Nearly everybody is armed, and they are willing to shoot you for nothing...It's that hot Caribbean temper. That's why people are sometimes willing to let abusive bastards get away with everything.

Sure, fear plays a role at times, but it can't explain why no one complains if a cashier helps three people ahead of you in line to reward those people's pushiness, or why people keep going back to restaurants that treat their customers like annoying pests, or why in the face of a very controversial government, opponents complain but don't build alternatives. The other thing is that fear works two ways. In big U.S. cities, what politeness drivers show to others is partly motivated by fear that the other drivers, too, may be armed or may scratch or kick their car (Cyclists in San Francisco have been known to demolish the car of those who try to commit hit-and-run.) So I don't buy that it's all about fear.

I suspect conformism plays a role as well. Nobody wants to make a scene. In every social class in the U.S., there is a powerful tradition of claiming your physical space. I have seen low-income 50-year-old black women and 22-year-old biker kids and old men with walkers in the U.S. just shake their heads and go, and if they get messed with they will argue back about rights. I don't think Venezuelans have nearly the sense of individual rights that I was used to in North America.

mgrace said...

Pepito:
NY cabbies can be bad. I don't know, maybe it's just that I REALLY don't understand the rules of the road down here, but man I get pissed at the cars. It reminds me, though, when I was in Casablanca and I was trying to follow a local to go have some tes (which turned into a scam, BTW, but that's another story). He crossed the street in front of me, but I was petrified--the traffic was too intense! He turned around, laughed at me, and help me across.
Cultural differences? Sure. But damn!
Where are you in NYC?

Anonymous said...

hedgehog:

I quibble too. You see, 12 years of living in the New York/New Jersey area (the Bronx, Jersey City, etc) have taught me exactly that here people are also willing to withstand abuse from those who are in a position of power or from those that can provide them a service. Bank tellers, state employees, etc. etc parade their incompentence in front of people that are apparently not willing to raise their voices. I've lived it.

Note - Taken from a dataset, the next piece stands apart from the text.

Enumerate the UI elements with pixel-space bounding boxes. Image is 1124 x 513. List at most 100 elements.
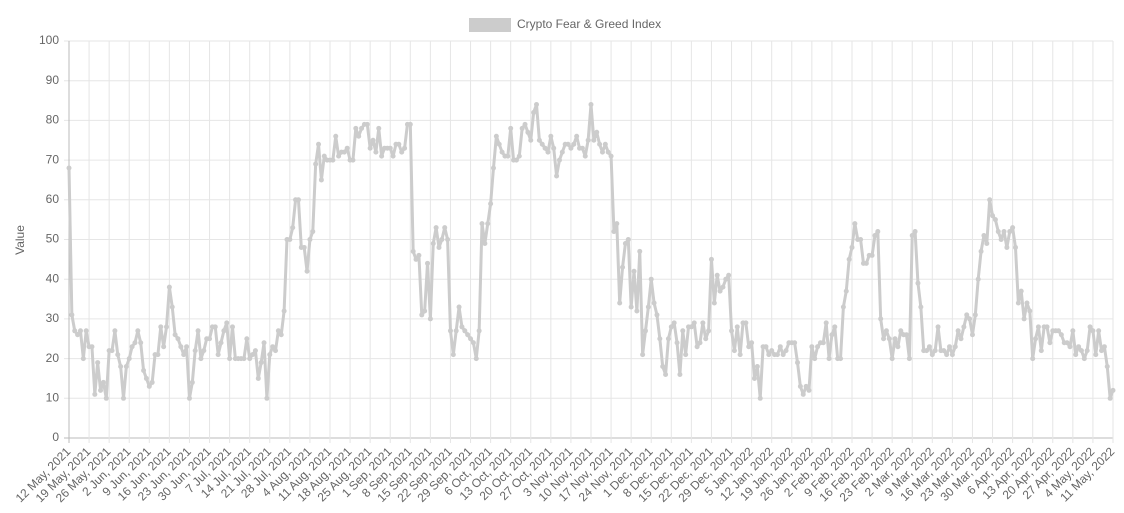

I think you are being a little unfair also with the typical venezuelan population. If you're going to take a progressive San Francisco community as a representative sample of your typical USAmerican you're going to end up getting the wrong conclusion. Typical Venezuelans and typical Americans are not that different. And I can assure is not about not wanting to make a scene. As for that minority that demands their rights in Venezuela, you're more likely to find it in the cerros (if you have the balls to go up there) than walking down Las Mercedes or strolling along el Bulevar de Sabana Grande. Don't forget these people came down from their ranchitos when their adored President was kidnapped. Somehow I have a tough time thinking of Americans doing the same if they were in that kind of situation.

One more quibble: Yes, in the USA people also go to marches and organize protests. But the larger point stands: they get totally ignored by the powerful and the media, and they get booed and verbally abused by the sizable reactionary portion of the US citizenry. Your tipical escualido venezolano chains himself to the doors of the Asamblea Nacional without being beaten up by a baboon in uniform (totally unlike what happened in Saint Paul just this week). So I won't concede you that point. The powerful State machinery of your country has perfected the act of either ignoring or coercing protests with typical gringo efficiency.

As for physical space, I believe you are in one of those typical instances in which cultural differences actually play a role. People don't touch each other much here in the USA, at least not as much as in Venezuela.

Pepito

Anonymous said...

mgrace:

I work exactly in one of the buildings above Penn Station and currently live in New Jersey.